In the original exercise, the distributive property is used on the left side of the equation \( 5(x - 5) = 5x + 24 \). Here, 5 multiplies both \( x \) and \( -5 \), resulting in the expression \( 5x - 25 \).

• Multiply 5 with \( x \): \( 5 \times x = 5x \)
• Multiply 5 with \( -5 \): \( 5 \times -5 = -25 \)

By distributing, you simplify the expression inside the parentheses and make the equation easier to solve. This principle is essential whenever an equation includes parentheses, as it helps you clear away any nesting, allowing for straightforward manipulation of terms.

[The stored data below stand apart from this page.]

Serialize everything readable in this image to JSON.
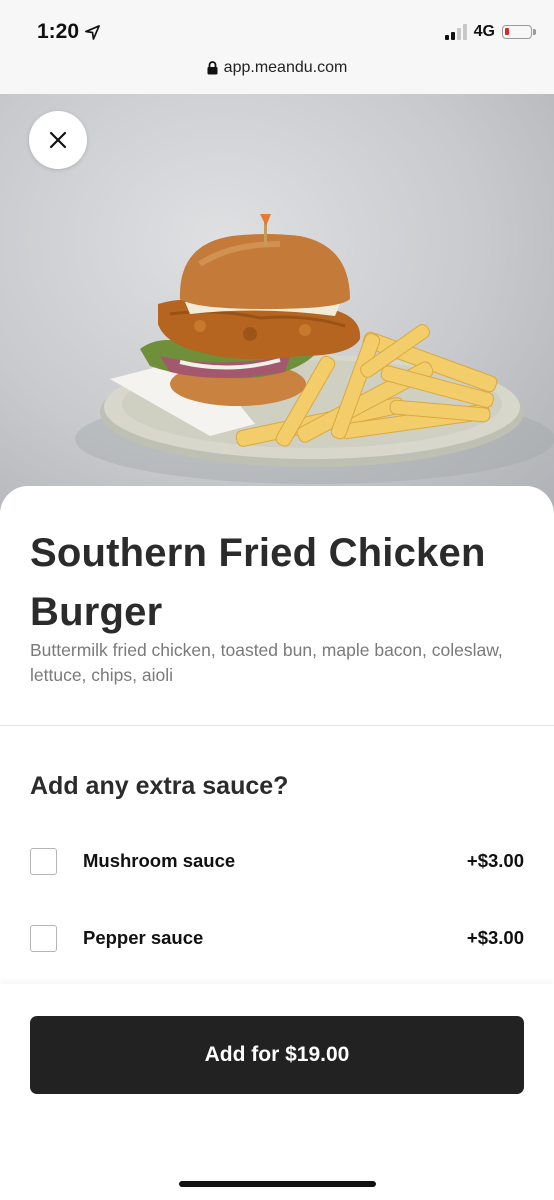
{
  "status_bar": {
    "time": "1:20",
    "location_icon": "location-arrow-icon",
    "network": "4G",
    "signal_icon": "signal-bars-icon",
    "battery_icon": "battery-low-icon",
    "battery_color": "#e32424"
  },
  "browser": {
    "url": "app.meandu.com",
    "lock_icon": "lock-icon"
  },
  "hero": {
    "image_icon": "food-photo-burger-and-fries",
    "close_icon": "close-icon"
  },
  "item": {
    "title": "Southern Fried Chicken Burger",
    "description": "Buttermilk fried chicken, toasted bun, maple bacon, coleslaw, lettuce, chips, aioli"
  },
  "extras": {
    "heading": "Add any extra sauce?",
    "options": [
      {
        "label": "Mushroom sauce",
        "price": "+$3.00",
        "checked": false
      },
      {
        "label": "Pepper sauce",
        "price": "+$3.00",
        "checked": false
      }
    ]
  },
  "footer": {
    "add_label": "Add for $19.00",
    "button_color": "#222222"
  }
}
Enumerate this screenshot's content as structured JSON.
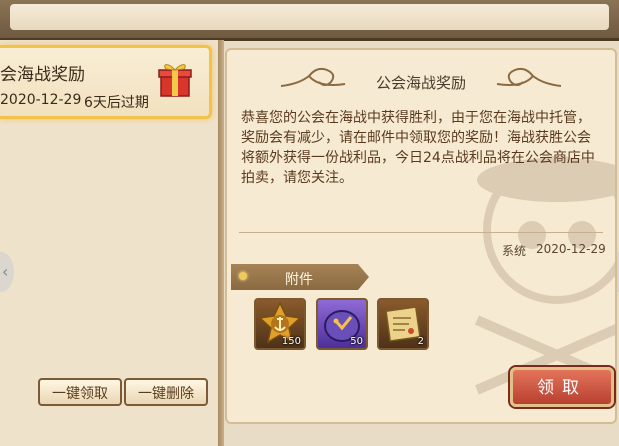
{
  "mail_list": {
    "items": [
      {
        "title": "会海战奖励",
        "date": "2020-12-29",
        "expire": "6天后过期"
      }
    ],
    "buttons": {
      "claim_all": "一键领取",
      "delete_all": "一键删除"
    }
  },
  "mail": {
    "title": "公会海战奖励",
    "body": "恭喜您的公会在海战中获得胜利，由于您在海战中托管，奖励会有减少，请在邮件中领取您的奖励！海战获胜公会将额外获得一份战利品，今日24点战利品将在公会商店中拍卖，请您关注。",
    "sender": "系统",
    "date": "2020-12-29",
    "attachments_label": "附件",
    "attachments": [
      {
        "icon": "anchor-medal-icon",
        "qty": "150"
      },
      {
        "icon": "purple-gem-icon",
        "qty": "50"
      },
      {
        "icon": "treasure-map-icon",
        "qty": "2"
      }
    ],
    "claim_label": "领取"
  },
  "colors": {
    "highlight": "#f2c24b",
    "claim": "#c9513c",
    "text": "#5a3a1f"
  }
}
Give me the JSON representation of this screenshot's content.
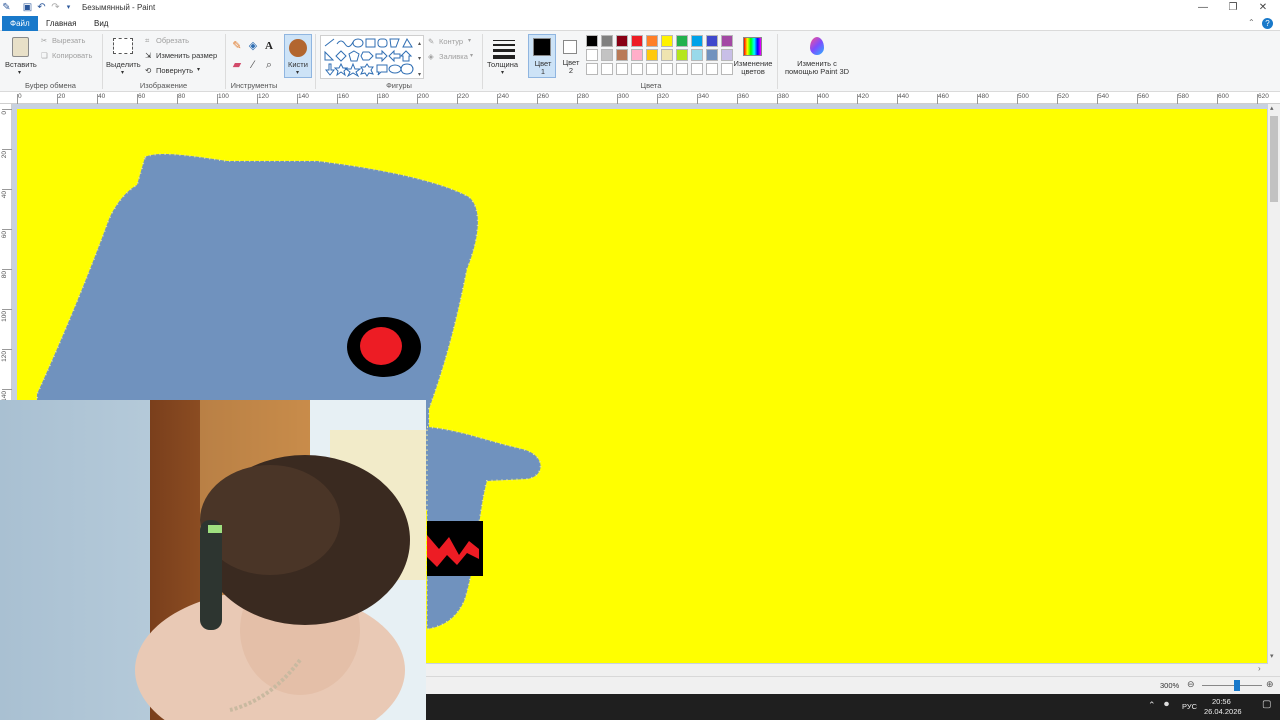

Solving linear equations involves isolating the variable to find its value. In our example, after distributing the terms in the beginning, we face the equation \( 5x - 25 = 5x + 24 \).

To solve such an equation, we need to get all terms involving the variable on one side and constant terms on the other. Here are the steps:

• Subtract \( 5x \) from both sides: This helps to see what part of the equation has the variables. Doing so gives \( -25 = 24 \).
• Analyze the resulting equation: If the variable cancels out, you end up with a statement about constants as in this case.

In linear equations, this process typically reveals the solution or allows you to determine if there is one. A linear equation can have one solution, no solution, or infinitely many solutions (identity). This analysis comes in the next section.

Once we've re-arranged and simplified the equation, it's crucial to determine its solution status. Solutions can be categorized as follows:

• **One solution**: Occurs when the equation simplifies to \( x = a \), where \( a \) is a real number. This means the equation is solvable and has a distinct answer.
• **No solution**: Occurs when the equation simplifies to a false statement, such as \( -25 = 24 \). In this situation, no value of \( x \) will satisfy the original equation. It's like saying something impossible, setting no ground for any solution.
• **Identity (Infinitely many solutions)**: Occurs when the equation simplifies to a true statement about numbers, such as \( 0 = 0 \). This signifies that every value of \( x \) is a solution, as the truth of the equation does not depend on any specific value of \( x \).

In our exercise, upon simplifying, the resulting false statement \( -25 = 24 \) indicates that there is no solution. Recognizing these solution types not only helps you solve equations but also gives insight into their structure and the relationships between variables involved.